004572E6... <-- (registration successful !!!)

... Prompts the user to register successfully and other related information

Have you understood it? If not, let me tell you something. When the software is executed at 00451239, the CALL is set to 0045E02 for registration code judgment. Then, a jump statement will be provided, that is, if the user entered the correct registration code, it will jump to the 004572E6 place, jump here, even if the registration is successful. If the registration code entered by the user is incorrect, the user will not jump to 0045123D, but will continue to execute. Wait for it below, which is the registration failure part.

Do you understand? Hey hey... Yes, we only need to change the key jump to JZ to JNZ (if the user entered the registration code is incorrect, the registration is successful, and if the input is correct, the registration fails ). Of course, you can also change JNZ to Jmp. In this case, the registration code you entered is correct or not. Can be registered successfully.

No. 2

Let's talk about another situation:

00451239 CALL 00405E02 (key CALL, used to determine whether the user entered the registration code is correct)

0045123D JNZ 004572E6 (!!! <-- This is the key jump. If the registration code entered by the user is incorrect, it will jump to the failed place, that is, at 004572E6)

0045 XXXX YYYYYYYYYY

XXXXXXXX YYYYYYYYYY

XXXXXXXX YYYYYYYYYY

When XXXXXXXX is executed here, the user registration is successful.

... Prompts the user to register successfully and other related information

...

004572E6... <-- (registration failed !!!)

... Prompt related information such as incorrect user registration code

This time I believe and believe in it.

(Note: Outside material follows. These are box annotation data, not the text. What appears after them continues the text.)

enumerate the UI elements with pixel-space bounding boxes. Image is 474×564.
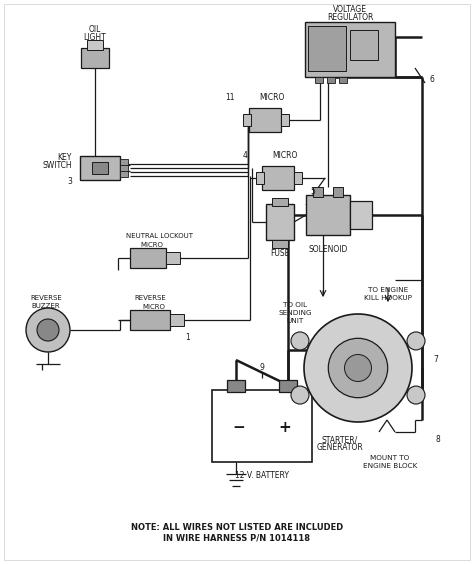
- Bar: [272, 198, 288, 206]
- Text: REVERSE: REVERSE: [30, 295, 62, 301]
- Text: NOTE: ALL WIRES NOT LISTED ARE INCLUDED: NOTE: ALL WIRES NOT LISTED ARE INCLUDED: [131, 523, 343, 532]
- Bar: [315, 77, 323, 83]
- Bar: [92, 162, 108, 174]
- Bar: [350, 30, 378, 60]
- Bar: [306, 195, 350, 235]
- Text: 9: 9: [260, 364, 264, 372]
- Bar: [120, 159, 128, 165]
- Text: +: +: [279, 421, 292, 435]
- Bar: [120, 171, 128, 177]
- Bar: [333, 187, 343, 197]
- Bar: [350, 201, 372, 229]
- Text: KILL HOOKUP: KILL HOOKUP: [364, 295, 412, 301]
- Circle shape: [304, 314, 412, 422]
- Bar: [256, 172, 264, 184]
- Text: FUSE: FUSE: [270, 249, 290, 258]
- Bar: [266, 204, 294, 240]
- Text: KEY: KEY: [58, 153, 72, 162]
- Circle shape: [291, 386, 309, 404]
- Bar: [272, 240, 288, 248]
- Bar: [279, 380, 297, 392]
- Text: 7: 7: [434, 355, 438, 364]
- Bar: [87, 40, 103, 50]
- Circle shape: [407, 386, 425, 404]
- Text: STARTER/: STARTER/: [322, 435, 358, 444]
- Bar: [120, 165, 128, 171]
- Circle shape: [345, 355, 372, 381]
- Bar: [130, 310, 170, 330]
- Bar: [249, 108, 281, 132]
- Text: REVERSE: REVERSE: [134, 295, 166, 301]
- Text: MICRO: MICRO: [259, 94, 284, 103]
- Text: 12 V. BATTERY: 12 V. BATTERY: [235, 472, 289, 481]
- Text: LIGHT: LIGHT: [83, 33, 106, 42]
- Bar: [227, 380, 245, 392]
- Bar: [166, 252, 180, 264]
- Circle shape: [26, 308, 70, 352]
- Bar: [130, 248, 166, 268]
- Bar: [281, 114, 289, 126]
- Text: UNIT: UNIT: [286, 318, 304, 324]
- Text: SWITCH: SWITCH: [42, 161, 72, 170]
- Bar: [262, 166, 294, 190]
- Text: IN WIRE HARNESS P/N 1014118: IN WIRE HARNESS P/N 1014118: [164, 534, 310, 543]
- Bar: [339, 77, 347, 83]
- Bar: [313, 187, 323, 197]
- Text: MICRO: MICRO: [140, 242, 163, 248]
- Bar: [212, 390, 312, 462]
- Text: MICRO: MICRO: [142, 304, 165, 310]
- Bar: [170, 314, 184, 326]
- Text: MOUNT TO: MOUNT TO: [370, 455, 410, 461]
- Circle shape: [291, 332, 309, 350]
- Bar: [243, 114, 251, 126]
- Text: −: −: [233, 421, 246, 435]
- Text: TO OIL: TO OIL: [283, 302, 307, 308]
- Text: SENDING: SENDING: [278, 310, 312, 316]
- Text: 11: 11: [226, 94, 235, 103]
- Bar: [327, 77, 335, 83]
- Text: 1: 1: [186, 333, 191, 342]
- Text: TO ENGINE: TO ENGINE: [368, 287, 408, 293]
- Text: OIL: OIL: [89, 25, 101, 34]
- Bar: [80, 156, 120, 180]
- Text: 3: 3: [67, 178, 72, 187]
- Circle shape: [407, 332, 425, 350]
- Text: ENGINE BLOCK: ENGINE BLOCK: [363, 463, 417, 469]
- Text: 8: 8: [436, 435, 440, 444]
- Text: NEUTRAL LOCKOUT: NEUTRAL LOCKOUT: [126, 233, 193, 239]
- Text: 6: 6: [430, 76, 435, 85]
- Bar: [308, 26, 346, 71]
- Bar: [294, 172, 302, 184]
- Text: 4: 4: [243, 152, 248, 161]
- Text: VOLTAGE: VOLTAGE: [333, 6, 367, 15]
- Circle shape: [37, 319, 59, 341]
- Text: GENERATOR: GENERATOR: [317, 443, 364, 452]
- Bar: [81, 48, 109, 68]
- Text: REGULATOR: REGULATOR: [327, 14, 373, 23]
- Text: BUZZER: BUZZER: [32, 303, 60, 309]
- Circle shape: [328, 338, 388, 398]
- Text: SOLENOID: SOLENOID: [308, 245, 348, 253]
- Bar: [305, 22, 395, 77]
- Text: 5: 5: [310, 187, 315, 196]
- Text: MICRO: MICRO: [272, 152, 297, 161]
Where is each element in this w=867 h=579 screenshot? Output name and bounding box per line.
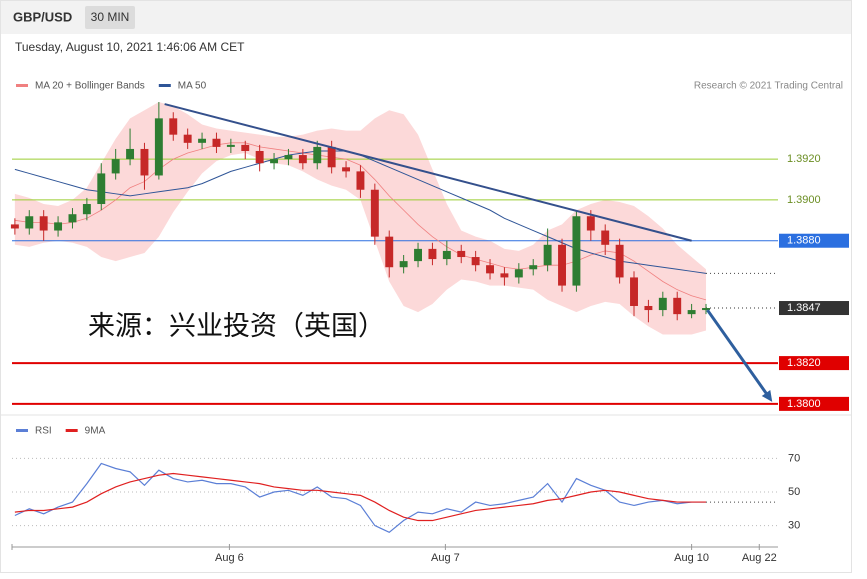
candle-body: [457, 250, 466, 258]
timestamp: Tuesday, August 10, 2021 1:46:06 AM CET: [15, 40, 245, 54]
candle-body: [385, 236, 394, 268]
candle-body: [601, 230, 610, 245]
candle-body: [111, 159, 120, 174]
level-tag: [779, 396, 849, 411]
candle-body: [399, 261, 408, 268]
candle-body: [298, 155, 307, 164]
candle-body: [673, 297, 682, 315]
watermark: 来源：兴业投资（英国）: [88, 311, 385, 341]
legend-label: MA 20 + Bollinger Bands: [35, 81, 145, 92]
candle-body: [442, 250, 451, 260]
candle-body: [183, 134, 192, 143]
y-tick-label: 50: [788, 486, 800, 498]
candle-body: [586, 216, 595, 231]
candle-body: [486, 265, 494, 274]
candle-body: [342, 167, 351, 172]
credit: Research © 2021 Trading Central: [694, 81, 843, 92]
arrow-head: [761, 390, 773, 402]
candle-body: [572, 216, 581, 286]
candle-body: [558, 244, 566, 286]
candle-body: [313, 146, 322, 164]
level-label: 1.3820: [787, 357, 821, 369]
candle-body: [414, 248, 422, 262]
symbol: GBP/USD: [13, 9, 72, 24]
candle-body: [82, 204, 91, 215]
x-tick-label: Aug 6: [215, 552, 244, 564]
candle-body: [140, 148, 149, 176]
candle-body: [226, 144, 235, 147]
legend-swatch: [65, 429, 78, 432]
candle-body: [327, 146, 336, 168]
candle-body: [154, 118, 163, 176]
level-tag: [779, 233, 849, 248]
candle-body: [514, 269, 523, 278]
candle-body: [630, 277, 638, 306]
candle-body: [687, 310, 696, 315]
legend-label: 9MA: [85, 426, 106, 437]
indicator-line: [14, 462, 707, 533]
level-label: 1.3880: [787, 235, 821, 247]
candle-body: [702, 308, 710, 311]
bollinger-band: [14, 102, 707, 335]
candle-body: [615, 244, 624, 278]
legend-swatch: [16, 429, 28, 432]
legend-label: MA 50: [178, 81, 207, 92]
candle-body: [39, 216, 48, 231]
candle-body: [428, 248, 437, 260]
candle-body: [169, 118, 178, 135]
trendline: [164, 103, 692, 242]
forecast-arrow: [706, 309, 771, 398]
x-tick-label: Aug 10: [674, 552, 709, 564]
level-tag: [779, 301, 849, 316]
candle-body: [543, 244, 552, 266]
x-tick-label: Aug 22: [742, 552, 777, 564]
level-label: 1.3900: [787, 194, 821, 206]
candle-body: [270, 159, 279, 164]
level-label: 1.3920: [787, 153, 821, 165]
level-tag: [779, 356, 849, 371]
candle-body: [97, 173, 106, 205]
candle-body: [644, 305, 653, 311]
level-label: 1.3800: [787, 398, 821, 410]
candle-body: [198, 138, 207, 143]
legend-swatch: [16, 84, 28, 87]
legend-swatch: [158, 84, 171, 87]
candle-body: [25, 216, 34, 229]
y-tick-label: 30: [788, 519, 800, 531]
legend-label: RSI: [35, 426, 52, 437]
interval-box: [85, 6, 135, 29]
candle-body: [500, 273, 509, 278]
candle-body: [370, 189, 379, 237]
candle-body: [126, 148, 135, 160]
candle-body: [529, 265, 538, 270]
candle-body: [284, 155, 293, 160]
interval: 30 MIN: [91, 10, 130, 24]
x-tick-label: Aug 7: [431, 552, 460, 564]
candle-body: [356, 171, 365, 190]
indicator-line: [14, 472, 707, 522]
candle-body: [471, 257, 480, 266]
candle-body: [658, 297, 667, 311]
plot-layer: MA 20 + Bollinger Bands MA 50 1.3920 1.3900…: [10, 81, 849, 564]
candle-body: [255, 150, 264, 164]
candle-body: [68, 214, 77, 223]
candle-body: [212, 138, 221, 147]
candle-body: [10, 224, 19, 229]
candle-body: [54, 222, 63, 231]
level-label: 1.3847: [787, 302, 821, 314]
y-tick-label: 70: [788, 452, 800, 464]
candle-body: [241, 144, 250, 151]
header-bar: [1, 1, 851, 34]
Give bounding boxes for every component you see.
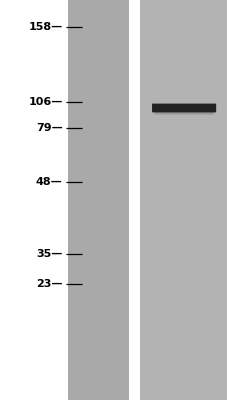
- Text: 23—: 23—: [36, 279, 62, 289]
- Bar: [68, 0, 128, 400]
- Text: 79—: 79—: [36, 123, 62, 133]
- Bar: [128, 0, 140, 400]
- FancyBboxPatch shape: [154, 111, 213, 114]
- Text: 48—: 48—: [36, 177, 62, 187]
- Text: 106—: 106—: [28, 97, 62, 107]
- Text: 158—: 158—: [28, 22, 62, 32]
- FancyBboxPatch shape: [151, 104, 215, 112]
- Bar: [140, 0, 227, 400]
- Text: 35—: 35—: [36, 249, 62, 259]
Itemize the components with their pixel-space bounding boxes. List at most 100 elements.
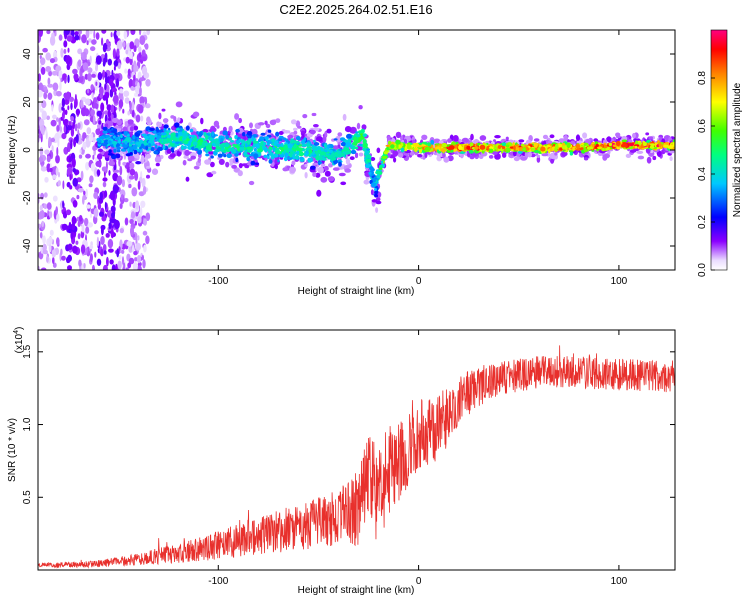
spectrogram-blob <box>125 56 130 64</box>
spectrogram-blob <box>87 67 93 74</box>
spectrogram-blob <box>113 65 116 71</box>
spectrogram-blob <box>366 158 372 163</box>
spectrogram-blob <box>108 170 111 176</box>
spectrogram-blob <box>70 116 74 122</box>
spectrogram-blob <box>163 118 169 124</box>
spectrogram-blob <box>99 94 103 99</box>
spectrogram-blob <box>279 154 284 158</box>
spectrogram-blob <box>56 237 60 246</box>
spectrogram-blob <box>474 146 479 150</box>
spectrogram-blob <box>97 139 102 143</box>
spectrogram-blob <box>202 128 209 133</box>
spectrogram-blob <box>80 244 86 254</box>
spectrogram-blob <box>91 39 97 45</box>
spectrogram-blob <box>90 133 94 139</box>
spectrogram-blob <box>575 134 581 141</box>
spectrogram-blob <box>625 153 632 158</box>
spectrogram-blob <box>591 143 595 148</box>
spectrogram-blob <box>43 92 48 100</box>
spectrogram-blob <box>467 151 471 158</box>
spectrogram-blob <box>549 147 553 152</box>
spectrogram-blob <box>77 122 81 129</box>
spectrogram-blob <box>129 162 135 170</box>
spectrogram-blob <box>109 259 114 265</box>
spectrogram-blob <box>158 112 162 120</box>
spectrogram-blob <box>116 149 121 153</box>
spectrogram-blob <box>533 142 538 148</box>
spectrogram-blob <box>311 112 317 117</box>
spectrogram-blob <box>112 128 117 134</box>
spectrogram-blob <box>501 142 507 147</box>
spectrogram-blob <box>106 104 112 111</box>
spectrogram-blob <box>116 175 123 186</box>
spectrogram-blob <box>213 120 220 128</box>
y-tick-label: 1.0 <box>22 417 33 431</box>
spectrogram-blob <box>350 149 357 155</box>
spectrogram-blob <box>100 225 104 236</box>
spectrogram-blob <box>84 108 90 117</box>
spectrogram-blob <box>294 143 297 147</box>
spectrogram-blob <box>310 165 316 170</box>
spectrogram-blob <box>77 48 83 55</box>
y-tick-label: 40 <box>22 48 33 60</box>
spectrogram-blob <box>85 30 90 39</box>
spectrogram-blob <box>430 147 434 152</box>
spectrogram-blob <box>345 141 351 148</box>
spectrogram-blob <box>113 60 119 67</box>
spectrogram-blob <box>295 147 301 151</box>
spectrogram-blob <box>628 142 635 147</box>
spectrogram-blob <box>38 30 43 37</box>
spectrogram-blob <box>113 30 117 41</box>
spectrogram-blob <box>74 93 77 103</box>
spectrogram-blob <box>140 200 146 208</box>
spectrogram-blob <box>269 152 274 157</box>
spectrogram-blob <box>251 136 255 142</box>
spectrogram-blob <box>169 153 176 158</box>
spectrogram-blob <box>92 265 95 270</box>
spectrogram-blob <box>47 92 53 100</box>
spectrogram-blob <box>304 163 308 168</box>
spectrogram-blob <box>395 139 401 145</box>
spectrogram-blob <box>231 164 238 169</box>
spectrogram-blob <box>140 115 144 122</box>
spectrogram-blob <box>41 100 47 109</box>
spectrogram-blob <box>121 249 125 254</box>
spectrogram-blob <box>390 144 395 149</box>
spectrogram-blob <box>70 231 74 240</box>
spectrogram-blob <box>130 30 136 35</box>
spectrogram-blob <box>148 143 152 148</box>
spectrogram-blob <box>318 161 323 164</box>
spectrogram-blob <box>307 157 313 163</box>
spectrogram-blob <box>42 47 48 53</box>
spectrogram-blob <box>96 236 99 247</box>
spectrogram-blob <box>113 169 120 173</box>
spectrogram-blob <box>568 149 574 153</box>
spectrogram-blob <box>135 211 139 217</box>
spectrogram-blob <box>90 208 94 213</box>
spectrogram-blob <box>234 113 240 120</box>
spectrogram-blob <box>272 146 276 152</box>
spectrogram-blob <box>120 143 123 147</box>
spectrogram-blob <box>128 183 132 189</box>
spectrogram-blob <box>73 73 79 81</box>
spectrogram-blob <box>182 132 188 138</box>
spectrogram-blob <box>67 142 71 152</box>
snr-y-ticks: 0.5 1.0 1.5 <box>22 344 675 504</box>
spectrogram-blob <box>103 57 108 63</box>
spectrogram-blob <box>602 144 608 149</box>
spectrogram-blob <box>283 156 288 162</box>
spectrogram-blob <box>329 149 333 153</box>
spectrogram-blob <box>513 156 520 162</box>
spectrogram-blob <box>132 262 138 270</box>
spectrogram-blob <box>39 209 45 219</box>
spectrogram-blob <box>49 210 53 219</box>
spectrogram-blob <box>72 68 78 75</box>
spectrogram-blob <box>424 146 431 152</box>
spectrogram-blob <box>217 153 223 158</box>
spectrogram-blob <box>295 120 301 128</box>
spectrogram-blob <box>116 30 121 37</box>
spectrogram-blob <box>248 180 255 186</box>
spectrogram-blob <box>433 138 441 144</box>
spectrogram-blob <box>333 138 338 141</box>
spectrogram-blob <box>101 37 104 46</box>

You must understand. I still don't understand...

You must see something different from the first case. That's right! It is different from the first one, that is, if the registration code is correct, it will jump to the registration successful place. If it does not jump, It will be executed to the failed place. In this case, if the registration code is incorrect, the registration fails. Otherwise, the registration is successful.

In this case, in addition to changing JNZ to JZ, you can also change it to Nop. The Nop command does not make any sense. After you change this command to Nop, you can enter the registration code at will for registration.

The principle has been explained to you. Next let's talk about the specific modification method. I suppose you have understood how to use the tool)

First, let's talk about the virtual Address and offset conversion. The Address value displayed in SoftICE and W32Dasm is the memory Address memory offset), or the virtual Address Virual Address, VA ).
In hexadecimal tools, for example, the addresses displayed by Hiew and Hex Workshop are File addresses, which are called offset File offset and physical addresses (RAW offset ).

So when we want to use the hexadecimal tools to modify the corresponding commands in the executable File, we need to first find its File offset. We do not need to use specialized conversion tools. This function is available in W32Dasm. For example, you came to 0045123D in W32Dasm, the virtual address and offset address of the command are displayed in the status bar at the bottom of the W32Dasm interface, that is, the 0005063Dh following @: 0045123D @ offset 0005063Dh is the corresponding offset address. After we get the address, we can use UltraEdit and other hexadecimal tools to modify the executable file. For example, if you use UltraEdit, you first open the executable file with UltraEdit, press Ctrl + G, and enter the offset address you get to the corresponding machine code.